Nikmat Allah tentang makna hidup yang hakiki sejati murni seperti itu ternyata memang ditukar. Sebagaimana maksud firman Allah dalam QS. Al-Baqarah [2]: 212, ditukar dengan indahnya memandang kehidupan dunia. Hakekat dunia adalah nafsunya manusia. Dan wujud nafsu manusia adalah jiwa raganya dan watak akunya yang melebihi batas karena memandang dirinya serba cukup. Peringatan Allah bahwa hal itu (wujudnya jiwaraga yang adalah wujudnya nafsu manusia dan watak akunya) dicipta Allah dari setetes mani tetapi ternyata tiba-tiba hanya menjadi penentang (Allah) yang terang-terangan, sama sekali tidak pernah laku.
Bahkan mereka memandang hina kepada orang-orang yang imannya benar-benar berdasar petunjuk Allah: ma’rifatun wa tashdiqun, dipandang hina. Hingga mengadulah utusan Allah: ”Yaa Rabbi sesungguhnya kaumku menjadikan Al-Qur’an ini sesuatu yang tidak diacuhkan”. (QS. Al-Furqan [25]: 30).

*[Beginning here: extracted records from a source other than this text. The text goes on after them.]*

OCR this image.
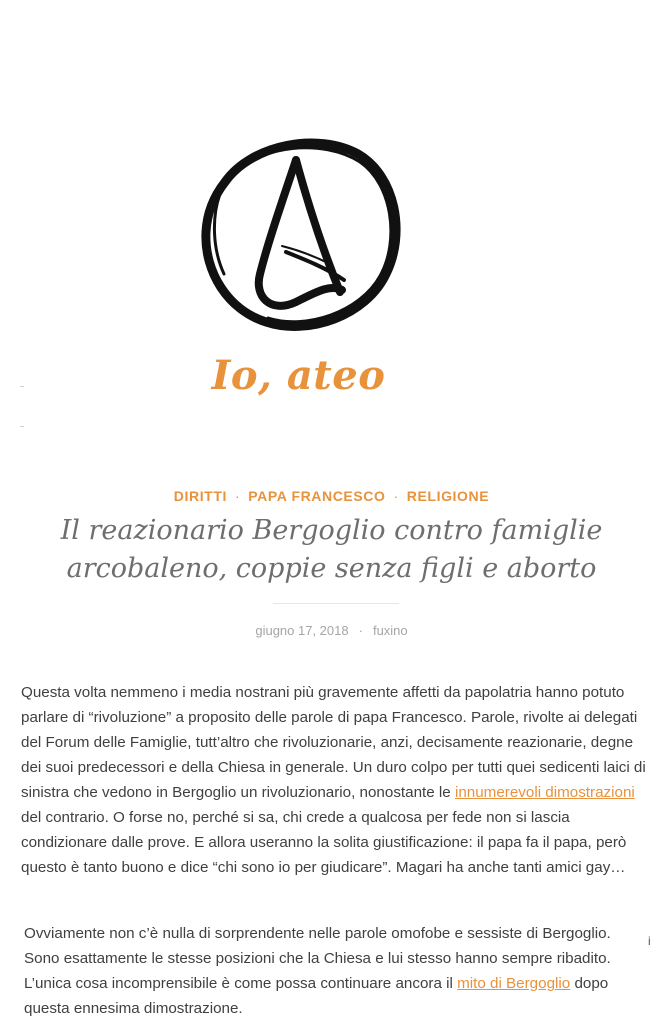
Io, ateo
DIRITTI · PAPA FRANCESCO · RELIGIONE
Il reazionario Bergoglio contro famiglie arcobaleno, coppie senza figli e aborto
giugno 17, 2018 · fuxino

Questa volta nemmeno i media nostrani più gravemente affetti da papolatria hanno potuto parlare di “rivoluzione” a proposito delle parole di papa Francesco. Parole, rivolte ai delegati del Forum delle Famiglie, tutt’altro che rivoluzionarie, anzi, decisamente reazionarie, degne dei suoi predecessori e della Chiesa in generale. Un duro colpo per tutti quei sedicenti laici di sinistra che vedono in Bergoglio un rivoluzionario, nonostante le innumerevoli dimostrazioni del contrario. O forse no, perché si sa, chi crede a qualcosa per fede non si lascia condizionare dalle prove. E allora useranno la solita giustificazione: il papa fa il papa, però questo è tanto buono e dice “chi sono io per giudicare”. Magari ha anche tanti amici gay…

Ovviamente non c’è nulla di sorprendente nelle parole omofobe e sessiste di Bergoglio. Sono esattamente le stesse posizioni che la Chiesa e lui stesso hanno sempre ribadito. L’unica cosa incomprensibile è come possa continuare ancora il mito di Bergoglio dopo questa ennesima dimostrazione.

i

Karena itulah maka menjadi nyata bahwa kemajuan nalar di akhir jaman ini telah membawanya menjadi sosok makhluk yang angkuh dan merasa superior atas mengada-Nya Dzatullah Al-Ghayb Yang mutlak Wujud-Nya (yang apabila tanpa dengan-Nya, hamba Allah semua saja, bernafas pun tidak). Sungguh-sungguh faqir (tidak ada apa-apanya). Manusia demikian semakin liar guna memenuhi kepentingan dan kebutuhan nafsu dan watak akunya.
Petunjuk dan perintah serta amanat Allah yang tidak cocok dengan kepentingan nafsu dan watak akunya tidak hanya diabaikan, bahkan ditentang dengan penuh kesombongan. Larangan-laranganNya, bahkan larangan yang paling mendasar supaya tidak mensekutukan Allah dengan apapun, justru ini yang malah ramai-ramai dijadikan pesta pora.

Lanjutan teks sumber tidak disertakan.